М-да, ситуация… Глупейшая, когда предъявлено столько доказательств. Панина красноречиво хмыкнула, да и судья, хоть и являлся мужчиной, сочувствия к ответчику не проявил. Безусловно, он обязан держать нейтралитет, однако так не всегда бывает, во всяком случае, не сегодня, он явно симпатизировал истице.
– Позвольте
Ей передали заполненные с двух сторон бланки, она углубилась в них, тогда как Панина толкала речь. О чем? Все о том же: соблазнил, покинул, отказывается от собственного ребенка, короче говоря, мерзавец в кубе, который не хочет нести ответственности. Тем временем Серафима толкнула ногой Никиту и опустила палец на его подпись в бланке, он, естественно, отреагировал живо:
– Это не моя…
Серафима надавила ему на ногу, он понял и замолчал, она же обратилась к судье:
– У нас ходатайство, ваша честь. До заседания суда нужно провести графологическую экспертизу. Мой доверитель утверждает, что денег истице не высылал, следовательно, подпись ставил не он. Второе. На днях мы должны получить повторные результаты генетической экспертизы…
Судья затосковал, видимо, представил, что без боя подлый папаша и его адвокатесса не сдадутся, дело затянется, а тянуть тут нечего. Он поинтересовался у Яны, сможет ли она предоставить свидетелей, которые подтвердят ее связь с ответчиком, та опустила ресницы, пролепетав:
– Я же издалека приехала, у меня здесь никого нет. Да и были мы с Никитой… (Он застонал, закатив к потолку глаза, Серафима опять надавила ему на ногу.) Мы были вместе всего неделю… меньше. Только подруга в курсе, но я не знаю, где она сейчас, мы потерялись.
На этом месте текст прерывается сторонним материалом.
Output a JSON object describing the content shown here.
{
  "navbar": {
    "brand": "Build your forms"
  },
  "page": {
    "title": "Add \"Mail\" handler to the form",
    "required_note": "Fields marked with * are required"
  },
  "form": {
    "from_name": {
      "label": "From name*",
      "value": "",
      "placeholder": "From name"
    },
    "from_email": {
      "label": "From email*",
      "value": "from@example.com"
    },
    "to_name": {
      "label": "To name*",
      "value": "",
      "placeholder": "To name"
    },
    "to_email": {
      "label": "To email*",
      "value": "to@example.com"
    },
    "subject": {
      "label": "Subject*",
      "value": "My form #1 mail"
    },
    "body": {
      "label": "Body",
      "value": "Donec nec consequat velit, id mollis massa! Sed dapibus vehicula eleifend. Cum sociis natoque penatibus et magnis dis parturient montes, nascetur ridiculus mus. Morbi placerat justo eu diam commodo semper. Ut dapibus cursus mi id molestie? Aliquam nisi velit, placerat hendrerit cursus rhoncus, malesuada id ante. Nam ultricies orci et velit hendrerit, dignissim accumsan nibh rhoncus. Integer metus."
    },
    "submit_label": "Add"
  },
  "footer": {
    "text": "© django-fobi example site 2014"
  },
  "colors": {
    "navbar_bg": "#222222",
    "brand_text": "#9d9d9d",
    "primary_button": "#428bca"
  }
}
Бумажная волокита заняла еще какое-то время, наконец Никита очутился на воздухе, где вздохнул с некоторым облегчением, будто сбросив с себя груз.
– Меня как помоями облили, – сказал он уже в машине, заводя мотор. Из здания правосудия, которое в его глазах выглядело застенком несправедливости, вышли Яна с Паниной. Никиту не сдержало присутствие Серафимы в салоне авто, сжав руль до белизны в пальцах, он процедил: – Сука. Подлая тварь. В глаз ей, что ли, дать?
– Спокойно, – тронула его за плечо Серафима. – Поехали.
– Почему ты молчала? – сорвав машину с места, огрызнулся Никита. – Мне не дала говорить, и сама не…
– Потому что это был не суд. Зачем давать им время на обдумывание и выстраивание нападения? А ты плохо изучил почтовый перевод.
– А что там было необычного? Печатные буквы? Я это заметил.
– Наоборот, все обычно, как положено, больше того! Я не зря попросила посмотреть переводы. При отправке денег требуют паспорт, данные его, то есть твои заносятся в бланк. Я не очень осведомлена, но кажется, обычно на почте не требуют открыть номер банковского счета, а на этих бланках твои полные банковские реквизиты, а также ИНН…
– Правда, вносятся?!
– А ты не знал?
– Откуда мне знать! Я же не отправлял почтовых переводов. А зачем такие подробности в обыкновенном переводе?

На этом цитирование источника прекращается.